Reputation: 67
I need to replace some text in C# using RegEx:
string strSText = "<P>Bulleted list</P><UL><P><LI>Bullet 1</LI><P></P><P>
<LI>Bullet 2</LI><P></P><P><LI>Bullet 3</LI><P></UL>"
Basically I need to get rid of the
"<P>"
tag(s) introduced between
"<UL><P><LI>",
"</LI><P></P><P><LI>" and
"</LI><P></UL>"
I also need to ignore any spaces between these tags when performing the removal.
So
"</LI><P></P><P><LI>", "</LI> <P></P><P><LI>", "</LI><P></P><P> <LI>" or
"</LI> <P> </P> <P> <LI>"
must all be replaced with
"</LI><LI>"
I tried using the following RegEx match for this purpose:
strSText = Regex.Replace(strSText, "<UL>.*<LI>", "<UL><LI>", RegexOptions.IgnoreCase);
strSText = Regex.Replace(strSText, "</LI>.*<LI>", "</LI><LI>",
RegexOptions.IgnoreCase);
strSText = Regex.Replace(strSText, "</LI>.*</UL>", "</LI></UL>",
RegexOptions.IgnoreCase);
But it performs a "greedy" match and results in:
"<P>Bulleted list</P><UL><LI>Bullet 3</LI></UL>"

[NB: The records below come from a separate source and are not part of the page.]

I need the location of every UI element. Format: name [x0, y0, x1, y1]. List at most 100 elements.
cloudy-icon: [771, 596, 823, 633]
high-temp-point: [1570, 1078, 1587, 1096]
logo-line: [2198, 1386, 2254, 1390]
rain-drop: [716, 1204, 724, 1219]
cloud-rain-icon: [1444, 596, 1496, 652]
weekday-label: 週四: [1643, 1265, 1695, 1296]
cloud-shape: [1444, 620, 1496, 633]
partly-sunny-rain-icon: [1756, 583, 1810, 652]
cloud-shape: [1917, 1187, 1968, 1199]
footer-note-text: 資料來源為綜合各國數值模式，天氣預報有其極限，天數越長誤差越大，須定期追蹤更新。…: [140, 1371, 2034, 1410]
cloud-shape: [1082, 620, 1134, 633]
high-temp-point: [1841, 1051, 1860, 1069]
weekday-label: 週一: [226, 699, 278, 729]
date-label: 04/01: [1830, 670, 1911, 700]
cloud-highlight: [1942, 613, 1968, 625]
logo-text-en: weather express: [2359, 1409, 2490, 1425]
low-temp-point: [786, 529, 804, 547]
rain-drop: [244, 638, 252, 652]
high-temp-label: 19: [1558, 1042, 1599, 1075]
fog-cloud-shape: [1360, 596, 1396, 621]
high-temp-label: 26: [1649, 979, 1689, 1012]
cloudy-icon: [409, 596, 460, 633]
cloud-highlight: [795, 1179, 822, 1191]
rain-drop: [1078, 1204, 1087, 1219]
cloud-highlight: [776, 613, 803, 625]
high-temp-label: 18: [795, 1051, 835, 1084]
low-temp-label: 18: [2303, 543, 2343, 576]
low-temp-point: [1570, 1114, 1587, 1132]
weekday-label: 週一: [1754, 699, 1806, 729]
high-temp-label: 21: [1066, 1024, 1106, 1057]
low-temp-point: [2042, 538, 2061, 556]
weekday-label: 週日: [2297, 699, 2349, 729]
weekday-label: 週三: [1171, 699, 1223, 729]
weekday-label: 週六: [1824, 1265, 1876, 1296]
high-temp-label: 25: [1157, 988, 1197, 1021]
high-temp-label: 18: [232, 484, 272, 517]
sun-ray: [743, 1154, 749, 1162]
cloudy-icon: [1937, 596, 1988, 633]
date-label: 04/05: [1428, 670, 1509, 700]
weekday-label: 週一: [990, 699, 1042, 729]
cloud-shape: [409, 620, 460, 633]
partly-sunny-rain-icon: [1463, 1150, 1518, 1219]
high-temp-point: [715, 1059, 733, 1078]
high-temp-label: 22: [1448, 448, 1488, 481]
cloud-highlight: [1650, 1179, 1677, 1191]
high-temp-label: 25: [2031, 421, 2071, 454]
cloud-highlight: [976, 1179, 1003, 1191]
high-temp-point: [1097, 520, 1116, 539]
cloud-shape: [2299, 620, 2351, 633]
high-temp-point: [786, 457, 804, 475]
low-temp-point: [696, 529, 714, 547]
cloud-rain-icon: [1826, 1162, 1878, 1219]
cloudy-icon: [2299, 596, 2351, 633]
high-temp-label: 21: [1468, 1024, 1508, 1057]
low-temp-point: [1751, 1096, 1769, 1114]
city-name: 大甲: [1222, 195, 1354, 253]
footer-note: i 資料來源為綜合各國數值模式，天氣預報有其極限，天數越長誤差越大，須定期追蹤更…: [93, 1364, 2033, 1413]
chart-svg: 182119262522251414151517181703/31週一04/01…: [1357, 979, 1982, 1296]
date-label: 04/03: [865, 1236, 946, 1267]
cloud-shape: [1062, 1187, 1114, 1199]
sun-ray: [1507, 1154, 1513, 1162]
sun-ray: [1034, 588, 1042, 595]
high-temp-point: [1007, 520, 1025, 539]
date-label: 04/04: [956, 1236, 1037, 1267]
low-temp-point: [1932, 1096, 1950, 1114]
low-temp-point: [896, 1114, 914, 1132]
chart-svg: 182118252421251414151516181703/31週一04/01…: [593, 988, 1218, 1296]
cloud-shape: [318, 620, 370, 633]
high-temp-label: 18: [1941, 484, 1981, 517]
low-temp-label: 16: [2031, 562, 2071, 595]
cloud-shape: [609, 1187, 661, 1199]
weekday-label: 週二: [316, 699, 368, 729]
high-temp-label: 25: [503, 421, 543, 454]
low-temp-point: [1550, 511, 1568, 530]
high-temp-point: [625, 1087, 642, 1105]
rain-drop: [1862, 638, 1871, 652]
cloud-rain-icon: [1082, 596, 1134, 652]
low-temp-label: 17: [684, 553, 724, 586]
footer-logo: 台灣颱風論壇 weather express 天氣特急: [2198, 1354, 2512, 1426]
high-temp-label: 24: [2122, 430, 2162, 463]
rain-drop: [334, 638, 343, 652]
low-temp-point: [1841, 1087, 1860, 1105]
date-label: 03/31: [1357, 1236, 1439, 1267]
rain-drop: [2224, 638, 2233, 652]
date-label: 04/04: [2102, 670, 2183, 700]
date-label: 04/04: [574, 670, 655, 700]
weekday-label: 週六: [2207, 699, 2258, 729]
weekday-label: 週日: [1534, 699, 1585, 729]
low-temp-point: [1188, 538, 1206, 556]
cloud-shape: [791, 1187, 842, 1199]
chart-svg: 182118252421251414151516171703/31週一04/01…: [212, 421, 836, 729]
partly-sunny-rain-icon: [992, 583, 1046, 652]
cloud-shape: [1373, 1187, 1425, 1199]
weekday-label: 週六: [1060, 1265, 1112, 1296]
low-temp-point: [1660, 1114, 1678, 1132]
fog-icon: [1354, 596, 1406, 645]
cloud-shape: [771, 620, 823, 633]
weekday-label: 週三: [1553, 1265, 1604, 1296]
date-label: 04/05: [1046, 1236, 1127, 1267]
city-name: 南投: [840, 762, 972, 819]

I then tried using "lazy" match:
strSText = Regex.Replace(strSText, "<UL>.*?<LI>", "<UL><LI>", RegexOptions.IgnoreCase);
strSText = Regex.Replace(strSText, "</LI>.*?<LI>", "</LI><LI>",
RegexOptions.IgnoreCase);
strSText = Regex.Replace(strSText, "</LI>.*?</UL>", "</LI></UL>",
RegexOptions.IgnoreCase);
and this results in:
"<P>Bulleted list</P><UL><LI>Bullet 1</LI></UL>"
But I want the following result, which preserves all other data:
"<P>Bulleted list</P><UL><LI>Bullet 1</LI><LI>Bullet 2</LI><LI>Bullet 3</LI></UL>"
Upvotes: 1
Views: 561
Reputation: 56
Not really an answer to your question, but more of a comment to Jonathon: Parse HTML with HTMLAgilityPack
Upvotes: 1
Reputation: 3991
The following regexp matches one or more <P>
or </P>
tags:
(?:</?P>\s*)+
So if you place that between the other tags you have, you can get rid of them, i.e.
strSText = Regex.Replace(strSText, @"<UL>\s*(?:</?P>\s*)+<LI>", "<UL><LI>", RegexOptions.IgnoreCase);
strSText = Regex.Replace(strSText, @"</LI>\s*(?:</?P>\s*)+<LI>", "</LI><LI>", RegexOptions.IgnoreCase);
strSText = Regex.Replace(strSText, @"</LI>\s*(?:</?P>\s*)+</UL>", "</LI></UL>", RegexOptions.IgnoreCase);
Upvotes: 1